今の私も、責められないように怒られないように、私はやろうと思ってたんだけどできないんだよね、ああ私も残念だな、みたいなの演出してるところあるよなぁと思って。ずるいね、いや誠実さもあるんだよ。自分で言うかって話なのは置いておいて。三つ子の魂百まで、だよね、本当。


あと、「なきそうでした」って言葉もよく出てくる。けど、絶対「なきました」とは書かれてないの。泣きそうになってるけど、泣いたとしても、泣いたとは絶対書かないのね。

昔から私は変なところ負けず嫌いだった。もちろん泣かない子ってわけじゃなかった。悲しかったり、怒られたりしたら、びゃーびゃー声を上げて泣いてたと思う。

でも見栄っ張りだったから、家の外では泣かないと決心していて、小学生の頃は学校で泣いてないんじゃないかなと思う。

泣いている子を見て、「みっともない」くらい思っていたかもしれない、ひどい。今では、泣いている子だって好きで泣いているわけじゃないことはわかる。それに素直に泣ける方がいいって、むしろうらやましくも思う。

今でも、泣きたいときにびゃーびゃーと泣けなくて、泣きたくなくて、ぐっと強がってるところがあって、今の私と同じだなって思っちゃった。この頃から、負けず嫌いで強がりで見栄っ張りなんだな、私。


あまりにも懐かしすぎて、母にも見せて、一緒に読んだ。当時は母親に提出していたようで、ときどきは赤ペンでコメントを返してくれている。子ども相手にしては手厳しくない!?みたいなコメントを指摘したら「たしかに」と笑いながら頷いていた。

一緒に読んでいたら面白すぎて、自分のことなのに自分じゃ理解不能だから、楽しくなってなんかちょっぴり涙流しながら笑えてきちゃった。今までに味わったことのない、なんだろうね、この感情は。

自分で自分に「愛おしい」だなんて、めちゃくちゃおめでたいというか、ハッピー人間だなと思うのだけど、なんというか幸せなのよ。わかんないけど、言葉で形容できないけど。


今、いろんなものをぽいぽい簡単に捨ててるんだけど、“当時の私が思っていたこと”みたいなものは捨てないで置いてるんだよね。人生にどうしようもなく絶望してるときとか、もう全部嫌になってるとか、恋しちゃってるんるんしてるとか、まあ人には見せらんない「黒歴史」ってやつかもしれない。

でも、なんか全部あって今の自分になってるんだなぁと、強く思うから、私はなんだか全部愛おしい。今の自分に大満足ってわけじゃないよ。むしろしんどいことの方が多い、近々ではね。それでも、なんだか昔の自分が愛おしいの。

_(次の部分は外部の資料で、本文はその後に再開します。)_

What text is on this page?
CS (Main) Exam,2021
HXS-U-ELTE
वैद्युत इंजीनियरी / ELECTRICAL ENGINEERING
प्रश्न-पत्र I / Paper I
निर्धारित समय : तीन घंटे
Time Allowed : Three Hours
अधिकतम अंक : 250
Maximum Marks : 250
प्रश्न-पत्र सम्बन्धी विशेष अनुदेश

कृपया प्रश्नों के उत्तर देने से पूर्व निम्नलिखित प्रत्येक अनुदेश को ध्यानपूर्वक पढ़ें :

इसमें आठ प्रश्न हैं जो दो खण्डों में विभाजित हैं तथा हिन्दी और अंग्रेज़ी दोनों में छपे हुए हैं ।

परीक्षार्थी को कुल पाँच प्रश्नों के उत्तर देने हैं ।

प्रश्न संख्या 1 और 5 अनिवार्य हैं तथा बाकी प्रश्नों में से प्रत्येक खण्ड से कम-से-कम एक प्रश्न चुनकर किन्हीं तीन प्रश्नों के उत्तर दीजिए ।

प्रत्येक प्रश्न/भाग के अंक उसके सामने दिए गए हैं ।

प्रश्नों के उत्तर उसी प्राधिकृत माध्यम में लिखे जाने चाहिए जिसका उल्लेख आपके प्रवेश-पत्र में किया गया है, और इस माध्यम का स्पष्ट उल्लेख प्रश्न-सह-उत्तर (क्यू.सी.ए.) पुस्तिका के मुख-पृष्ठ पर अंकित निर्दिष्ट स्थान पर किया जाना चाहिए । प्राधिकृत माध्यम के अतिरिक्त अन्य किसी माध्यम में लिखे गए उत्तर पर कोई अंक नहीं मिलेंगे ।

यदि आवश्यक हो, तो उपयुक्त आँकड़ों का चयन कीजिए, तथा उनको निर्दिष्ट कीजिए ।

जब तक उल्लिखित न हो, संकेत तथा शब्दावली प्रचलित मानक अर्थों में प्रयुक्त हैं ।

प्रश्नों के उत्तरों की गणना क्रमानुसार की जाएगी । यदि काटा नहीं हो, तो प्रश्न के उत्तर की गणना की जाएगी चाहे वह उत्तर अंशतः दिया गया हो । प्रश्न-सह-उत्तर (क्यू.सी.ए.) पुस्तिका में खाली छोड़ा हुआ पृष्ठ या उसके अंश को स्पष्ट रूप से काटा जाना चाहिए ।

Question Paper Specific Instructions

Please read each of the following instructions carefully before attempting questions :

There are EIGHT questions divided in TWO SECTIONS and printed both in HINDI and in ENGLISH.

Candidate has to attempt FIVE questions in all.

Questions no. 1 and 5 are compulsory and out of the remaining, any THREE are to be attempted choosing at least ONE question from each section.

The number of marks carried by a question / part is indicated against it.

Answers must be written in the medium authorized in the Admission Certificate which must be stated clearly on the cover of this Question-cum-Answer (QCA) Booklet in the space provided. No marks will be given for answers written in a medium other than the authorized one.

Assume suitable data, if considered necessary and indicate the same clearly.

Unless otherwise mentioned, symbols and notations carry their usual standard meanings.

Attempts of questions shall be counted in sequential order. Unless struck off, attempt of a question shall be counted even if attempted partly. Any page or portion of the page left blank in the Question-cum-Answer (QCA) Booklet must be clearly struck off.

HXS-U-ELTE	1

覚えてなくても確実に自分を形成してきた思いがあるんだなぁと認識できるのはすごく面白い。思いの残し方ってのは人それぞれあるんだろうけど、私にとってはたぶん昔から「書く」なんだろうね。

そして今の気持ちはnoteに書いてる。ノートからnoteへ。あ、ちょっとおしゃれ?そんなことないか。ずっとnoteで書くかはわからないけど、それでもこの先に書いたものを見返して、こっぱずかしくなりながら、ものすごく後悔しながらも、ほんのちょっぴりでも愛おしさを感じて思い返せたらなと思ってる。